The previously dormant pit in Karina’s stomach, planted months ago, sprouts roots. This is really happening. Aside from not being able to open the bottle of wine, he’d looked and acted perfectly normal when she last saw him in July. She’d been holding on to the possibility that his diagnosis was a rumor or a mistake. She still hates him, but palpably less than she did last year, and hasn’t wished him dead since before the divorce. She wouldn’t wish ALS on anyone, not even Richard. She kept waiting to see a correction in the newspaper, his tour back on, that the reports of his imminent death had been greatly exaggerated.

“I’d planned on giving him the stink eye for you, but his arms were just hanging off his body like dead branches, and there was his piano in the room with all of us trying to pretend it wasn’t there. None of us mentioned it. It was too sad.”

Richard without the piano. A fish without water. A planet without a sun.

“How did he seem about it?”

“His spirits were good. He was happy to see us all. But you could tell he was trying really hard to be positive, like he was performing.”

They continue walking in silence, and soon the silence fills with sound—the muffled steps of their sneakers on the dirt path, softened by a bed of brown pine needles and then the crunching of dry, brown-paper-bag oak leaves; Elise sniffling; the huffing of their exhales.

“Does Grace know?” asks Elise.

“Not unless someone else told her.

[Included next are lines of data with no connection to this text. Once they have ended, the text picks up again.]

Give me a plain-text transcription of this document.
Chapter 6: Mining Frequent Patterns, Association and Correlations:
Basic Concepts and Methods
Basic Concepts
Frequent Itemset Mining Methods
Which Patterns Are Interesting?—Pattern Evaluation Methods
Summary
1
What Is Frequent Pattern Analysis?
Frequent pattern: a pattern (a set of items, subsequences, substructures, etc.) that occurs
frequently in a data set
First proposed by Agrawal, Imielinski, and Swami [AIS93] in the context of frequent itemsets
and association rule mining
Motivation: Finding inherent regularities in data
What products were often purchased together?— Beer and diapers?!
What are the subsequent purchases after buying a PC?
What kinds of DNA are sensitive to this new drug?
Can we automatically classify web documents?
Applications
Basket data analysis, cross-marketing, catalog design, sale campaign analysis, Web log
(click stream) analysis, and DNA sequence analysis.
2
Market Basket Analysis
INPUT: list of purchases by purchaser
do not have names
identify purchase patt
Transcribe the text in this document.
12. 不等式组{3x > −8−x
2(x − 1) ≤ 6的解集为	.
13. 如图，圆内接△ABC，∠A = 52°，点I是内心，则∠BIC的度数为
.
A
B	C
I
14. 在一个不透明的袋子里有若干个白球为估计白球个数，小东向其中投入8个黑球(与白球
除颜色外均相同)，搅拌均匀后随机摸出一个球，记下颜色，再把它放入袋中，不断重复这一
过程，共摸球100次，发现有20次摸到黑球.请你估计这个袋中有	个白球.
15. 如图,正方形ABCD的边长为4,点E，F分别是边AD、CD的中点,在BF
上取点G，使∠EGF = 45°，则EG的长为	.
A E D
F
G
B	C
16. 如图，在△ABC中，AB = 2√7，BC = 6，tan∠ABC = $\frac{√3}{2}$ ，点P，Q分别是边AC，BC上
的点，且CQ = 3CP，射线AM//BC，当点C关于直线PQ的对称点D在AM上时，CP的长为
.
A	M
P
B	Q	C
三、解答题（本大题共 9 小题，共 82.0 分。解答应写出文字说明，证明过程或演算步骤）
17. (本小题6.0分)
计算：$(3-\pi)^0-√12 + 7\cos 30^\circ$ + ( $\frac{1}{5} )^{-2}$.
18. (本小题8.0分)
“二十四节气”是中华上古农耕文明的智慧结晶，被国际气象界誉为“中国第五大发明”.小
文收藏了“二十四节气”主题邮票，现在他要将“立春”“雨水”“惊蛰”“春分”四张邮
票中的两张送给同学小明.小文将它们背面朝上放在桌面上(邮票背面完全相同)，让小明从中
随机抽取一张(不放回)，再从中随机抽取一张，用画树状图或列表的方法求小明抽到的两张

I would know if she knew. No, honestly, I wasn’t even a hundred percent sure he had it until this very conversation.”

Grace. She’s in the middle of midterms. It would be cruel to break this news to her right now. She might get distracted and fail her exams. And why hasn’t Richard told her? Of course he hasn’t told her.

“Maybe I should go see him again,” says Karina.

“That’s your Catholic guilt talking.”

“No.”

“Remember what happened last time.”

“I know.”

“Seeing him is not good for you.”

Richard always seemed invincible to Karina, as if he could conquer anything, and he did. He was an unstoppable force that awed and intimidated her and, at times when she was most vulnerable, trampled her. Now he’s the vulnerable one, and she can’t help but wonder what it would feel like to sit at the other end of the table.

“Yeah, but—”

“What are you hoping for? Tuesdays with Morrie?”

“I don’t know.”

“He’s still Richard, honey.”

“Believe me, I know who he is.”

“Just don’t get hurt.”

“I won’t,” Karina says, her voice utterly void of conviction.